More interesting is the trajectory of the numbers. At one point, roughly up through World War II, the numbers were in the 70s and 80s. Three quarters of the top-cited papers were not in the top IF journals. After the war, a steady consolidation of journal brands, along with the invention of the formal Impact Factor in the 60s and its increased use, led to a steady decline in the percentage of top articles in non-top journals. Basically, a journal’s imprimatur — and its IF along with it — became a better and better indicator of the quality of the articles it published. (Better, but still not particularly good.)
This process ended around 1990. As electronic distribution of individual articles took over for distribution of articles bundled within printed journal issues, it became less important which journal an article appeared in. Articles more and more lived and died by their own inherent quality rather than by the quality signal inherited from their publishing journal. The pattern in the graph is striking.
The important ramification is that the Impact Factor of a journal is an increasingly poor metric of quality, especially at the top end. And it is likely to get even worse. Electronic distribution of individual articles is only increasing, and as the Impact Factor signal decreases, there is less motivation to publish the best work in high IF journals, compounding the change.

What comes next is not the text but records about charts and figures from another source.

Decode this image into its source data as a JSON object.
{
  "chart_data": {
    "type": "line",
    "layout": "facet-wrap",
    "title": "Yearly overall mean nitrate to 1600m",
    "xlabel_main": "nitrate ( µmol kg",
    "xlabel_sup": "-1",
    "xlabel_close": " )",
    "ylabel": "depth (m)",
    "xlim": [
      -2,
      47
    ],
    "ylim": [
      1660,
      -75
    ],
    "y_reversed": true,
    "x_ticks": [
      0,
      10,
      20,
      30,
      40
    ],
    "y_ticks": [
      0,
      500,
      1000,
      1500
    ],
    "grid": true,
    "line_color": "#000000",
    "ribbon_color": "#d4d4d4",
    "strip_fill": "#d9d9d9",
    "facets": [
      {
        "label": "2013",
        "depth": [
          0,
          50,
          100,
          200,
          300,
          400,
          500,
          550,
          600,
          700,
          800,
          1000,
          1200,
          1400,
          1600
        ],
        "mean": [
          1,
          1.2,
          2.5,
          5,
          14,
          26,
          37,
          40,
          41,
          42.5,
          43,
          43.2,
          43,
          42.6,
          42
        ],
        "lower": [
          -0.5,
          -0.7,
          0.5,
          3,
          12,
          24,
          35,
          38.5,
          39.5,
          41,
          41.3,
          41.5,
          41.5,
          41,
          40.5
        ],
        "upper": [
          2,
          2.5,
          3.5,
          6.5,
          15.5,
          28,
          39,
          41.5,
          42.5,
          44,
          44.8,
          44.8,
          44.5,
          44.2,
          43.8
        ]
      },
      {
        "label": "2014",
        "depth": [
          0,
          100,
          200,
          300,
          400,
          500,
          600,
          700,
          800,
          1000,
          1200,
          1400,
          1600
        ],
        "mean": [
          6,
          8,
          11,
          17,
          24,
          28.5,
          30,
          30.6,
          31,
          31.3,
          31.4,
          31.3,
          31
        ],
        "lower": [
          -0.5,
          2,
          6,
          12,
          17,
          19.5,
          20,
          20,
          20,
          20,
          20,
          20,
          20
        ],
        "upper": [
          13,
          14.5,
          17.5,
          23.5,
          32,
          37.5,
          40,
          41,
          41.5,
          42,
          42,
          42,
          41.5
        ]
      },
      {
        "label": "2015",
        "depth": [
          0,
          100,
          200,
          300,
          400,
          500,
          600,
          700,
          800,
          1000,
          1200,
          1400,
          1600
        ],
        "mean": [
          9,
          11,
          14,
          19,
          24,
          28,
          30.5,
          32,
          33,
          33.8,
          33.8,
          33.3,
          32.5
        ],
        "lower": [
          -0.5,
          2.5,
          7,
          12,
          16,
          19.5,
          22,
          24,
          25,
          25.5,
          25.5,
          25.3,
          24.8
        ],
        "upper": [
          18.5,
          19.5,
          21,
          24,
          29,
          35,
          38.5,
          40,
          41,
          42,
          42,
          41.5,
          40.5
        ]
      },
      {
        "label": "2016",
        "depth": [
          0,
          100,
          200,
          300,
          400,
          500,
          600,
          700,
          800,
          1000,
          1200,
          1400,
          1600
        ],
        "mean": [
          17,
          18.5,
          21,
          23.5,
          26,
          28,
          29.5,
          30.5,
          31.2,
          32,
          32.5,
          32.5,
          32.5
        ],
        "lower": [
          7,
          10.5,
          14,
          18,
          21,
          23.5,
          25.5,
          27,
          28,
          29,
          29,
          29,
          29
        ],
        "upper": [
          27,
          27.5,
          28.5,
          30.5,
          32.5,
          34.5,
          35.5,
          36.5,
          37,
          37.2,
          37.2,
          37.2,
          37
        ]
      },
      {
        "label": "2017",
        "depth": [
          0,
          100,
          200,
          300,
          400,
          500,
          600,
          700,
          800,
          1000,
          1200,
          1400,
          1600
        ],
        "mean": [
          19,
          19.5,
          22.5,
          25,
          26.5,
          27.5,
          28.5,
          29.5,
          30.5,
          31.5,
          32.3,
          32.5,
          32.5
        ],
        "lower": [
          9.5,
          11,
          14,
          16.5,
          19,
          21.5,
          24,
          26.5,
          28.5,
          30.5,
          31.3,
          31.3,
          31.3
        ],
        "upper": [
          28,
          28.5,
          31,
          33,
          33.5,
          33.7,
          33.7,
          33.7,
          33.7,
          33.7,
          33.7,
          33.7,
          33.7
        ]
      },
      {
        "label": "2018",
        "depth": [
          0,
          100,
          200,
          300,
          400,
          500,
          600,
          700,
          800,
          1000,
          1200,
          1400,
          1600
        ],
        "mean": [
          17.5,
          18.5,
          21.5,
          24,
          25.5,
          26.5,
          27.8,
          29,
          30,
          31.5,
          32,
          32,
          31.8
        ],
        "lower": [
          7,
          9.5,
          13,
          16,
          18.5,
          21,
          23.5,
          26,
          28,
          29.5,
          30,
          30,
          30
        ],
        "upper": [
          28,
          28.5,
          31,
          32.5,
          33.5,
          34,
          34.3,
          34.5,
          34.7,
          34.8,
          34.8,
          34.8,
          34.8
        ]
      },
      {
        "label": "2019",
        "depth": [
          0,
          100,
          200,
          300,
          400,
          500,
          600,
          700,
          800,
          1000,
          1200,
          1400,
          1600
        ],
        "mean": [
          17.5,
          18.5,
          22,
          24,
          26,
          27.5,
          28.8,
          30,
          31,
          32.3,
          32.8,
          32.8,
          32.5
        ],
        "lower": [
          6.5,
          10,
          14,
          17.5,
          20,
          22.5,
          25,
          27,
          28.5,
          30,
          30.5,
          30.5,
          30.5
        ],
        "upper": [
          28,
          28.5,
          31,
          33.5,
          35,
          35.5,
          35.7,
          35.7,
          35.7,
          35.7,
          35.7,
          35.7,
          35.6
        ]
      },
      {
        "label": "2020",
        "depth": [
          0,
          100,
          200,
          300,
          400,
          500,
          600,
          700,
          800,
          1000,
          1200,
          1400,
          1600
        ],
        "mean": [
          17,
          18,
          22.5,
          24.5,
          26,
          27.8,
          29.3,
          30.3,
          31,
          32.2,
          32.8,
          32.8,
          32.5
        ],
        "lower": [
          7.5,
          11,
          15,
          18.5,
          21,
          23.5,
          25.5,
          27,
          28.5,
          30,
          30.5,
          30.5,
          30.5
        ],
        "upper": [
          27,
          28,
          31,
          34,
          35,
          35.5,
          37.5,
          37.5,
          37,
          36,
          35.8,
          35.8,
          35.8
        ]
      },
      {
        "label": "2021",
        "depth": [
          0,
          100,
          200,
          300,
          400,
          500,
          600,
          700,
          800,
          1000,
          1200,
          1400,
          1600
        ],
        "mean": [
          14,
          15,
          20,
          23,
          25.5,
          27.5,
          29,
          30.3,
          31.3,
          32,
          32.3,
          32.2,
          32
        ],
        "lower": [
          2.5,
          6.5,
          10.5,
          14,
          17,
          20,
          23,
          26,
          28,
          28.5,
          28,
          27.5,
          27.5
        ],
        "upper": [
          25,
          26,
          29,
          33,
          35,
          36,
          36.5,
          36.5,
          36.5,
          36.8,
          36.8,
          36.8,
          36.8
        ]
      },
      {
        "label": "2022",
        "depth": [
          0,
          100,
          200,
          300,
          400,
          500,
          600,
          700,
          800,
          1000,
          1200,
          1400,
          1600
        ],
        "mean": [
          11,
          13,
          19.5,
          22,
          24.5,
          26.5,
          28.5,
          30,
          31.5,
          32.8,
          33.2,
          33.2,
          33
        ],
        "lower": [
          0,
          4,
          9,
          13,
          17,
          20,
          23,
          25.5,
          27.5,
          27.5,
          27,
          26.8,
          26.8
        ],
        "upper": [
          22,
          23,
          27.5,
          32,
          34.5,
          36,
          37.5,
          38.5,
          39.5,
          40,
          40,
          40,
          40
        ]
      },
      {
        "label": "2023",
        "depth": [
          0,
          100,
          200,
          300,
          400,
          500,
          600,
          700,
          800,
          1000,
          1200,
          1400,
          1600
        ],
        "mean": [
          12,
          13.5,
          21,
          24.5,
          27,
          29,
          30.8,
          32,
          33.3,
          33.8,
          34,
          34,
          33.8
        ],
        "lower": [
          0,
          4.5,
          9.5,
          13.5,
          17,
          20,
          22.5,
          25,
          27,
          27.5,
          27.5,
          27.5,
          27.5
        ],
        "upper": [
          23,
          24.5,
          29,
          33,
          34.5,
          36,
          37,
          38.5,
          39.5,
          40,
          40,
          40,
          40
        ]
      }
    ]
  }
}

Meanwhile, computer and network technology has brought us to the point where we can develop and use metrics that serve as proxies for quality at the individual article level. We don’t need to rely on journal-level metrics to evaluate articles.
Given all this, promotion and tenure committees should proscribe consideration of journal-level metrics — including Impact Factor — in their deliberations. Instead, if they must use metrics, they should use article-level metrics only, or better yet, read the articles themselves.